Like any statistical model, the admixture model has many assumptions, no matter it is implemented in a Bayesian approach (e.g., STRUCTURE by Pritchard et al. 2000) or a likelihood approach (e.g., ADMIXTURE by Alexander et al. 2009; sNMF by Frichot et al. 2014; PopCluster of this study). One assumption is the independence of alleles both within and between loci. Independence of alleles within a locus of a diploid individual essentially assumes the absence of inbreeding (due to close relative mating), and the absence of admixture. While inbreeding causes a positive correlation, admixture leads to a negative correlation, between the paternal and maternal alleles of a diploid genotype. They produce too many and too few homozygotes, respectively, than those expected under Hardy-Weinberg equilibrium. However, violation of the assumption does not derail a model-based admixture analysis, as shown in this study (Supplementary Appendix 4). Even the extreme form of inbreeding, selfing, occurring at a high frequency (0.8) has almost negligible effects on admixture inference (Supplementary Fig. A4–4). Similarly, the methods can still recover the genetic structures accurately for highly admixed populations (Fig. 1C and Supplementary Fig. A4–1). The independence of alleles between loci (linkage equilibrium) is also violated often in practice. Linkage disequilibrium can occur even between unlinked loci due to factors such as non-random mating, genetic drift, selection and hybridisation. For linked loci, the disequilibrium is expected to be high because it dissipates slower over generations and thus could accumulate. However, except in the extreme case of all loci sampled from just one or a few small genomic regions (say, each region of 1 Mb in size), linkage disequilibrium should have rather limited effects on a model-based admixture analysis. Many admixture analyses on large genomic data, such as the human 1000 genome data with more than 38 million SNPs, yielded sensible results. A simulation study investigating the impact of linkage disequilibrium on admixture analysis is lacking, and future such studies should consider both model and non-model based admixture analysis methods on their robustness to linkage disequilibrium.

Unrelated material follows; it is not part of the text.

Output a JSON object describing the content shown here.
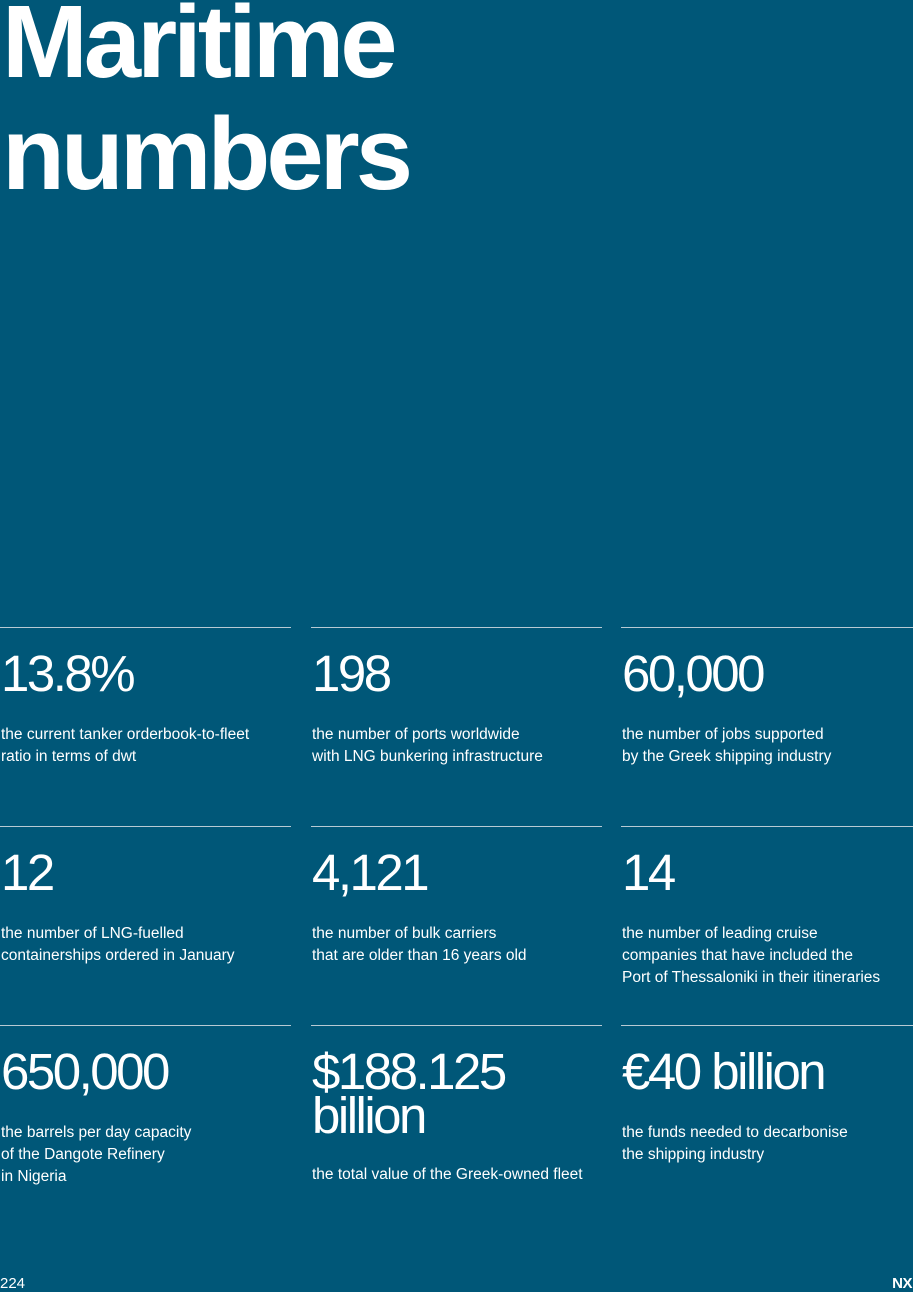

Using several empirical datasets and many simulated datasets in this study, I show PopCluster is in general advantageous over existing model-based admixture analysis methods. It is fast, capable of analysing both small multilocus genotype data such as a few microsatellites and large genomic data of millions of SNPs, and is accurate in various sampling conditions and actual population structures. However, in some situations, STRUCTURE could yield more robust and more accurate results than PopCluster. One of these situations is when sampling is highly unbalanced among populations and the markers are not highly informative (e.g., just a few microsatellites). In such a case, both PopCluster and STRUCTURE could recover the number of populations (as the optimal K value) represented by the sample, and reconstruct the admixture of the sample analysed at the optimal K value. For analyses conducted at a higher number of populations (say, K + 1 and K + 2), while STRUCTURE can still yield admixture estimates similar to those obtained at K, PopCluster sometimes splits the largest cluster into 2 or more clusters with “confidence” (i.e., with little admixture inferred for the individuals in the split clusters). Therefore, I suggest that, wherever possible, a real dataset be analysed by multiple admixture inference methods, with results carefully examined, compared among methods and with external information (such as sampling locations) not utilised in admixture analyses before reaching a conclusion.

The software package PopCluster described in this work is available for download from my website https://www.zsl.org/science/software/popcluster. It includes executables for Windows, Mac and Linux platforms, user’s guide and example datasets. For Windows, it also includes two additional components. One is a graphical user interface that facilitates the input of data and parameters, and the viewing of analysis results in tables and graphs (including the admixture stacked bar charts with user defined colours). The other is a simulation module that generates simulated genotype data under admixture, hybridisation or migration model for analysis by PopCluster, STRUCTURE or other methods.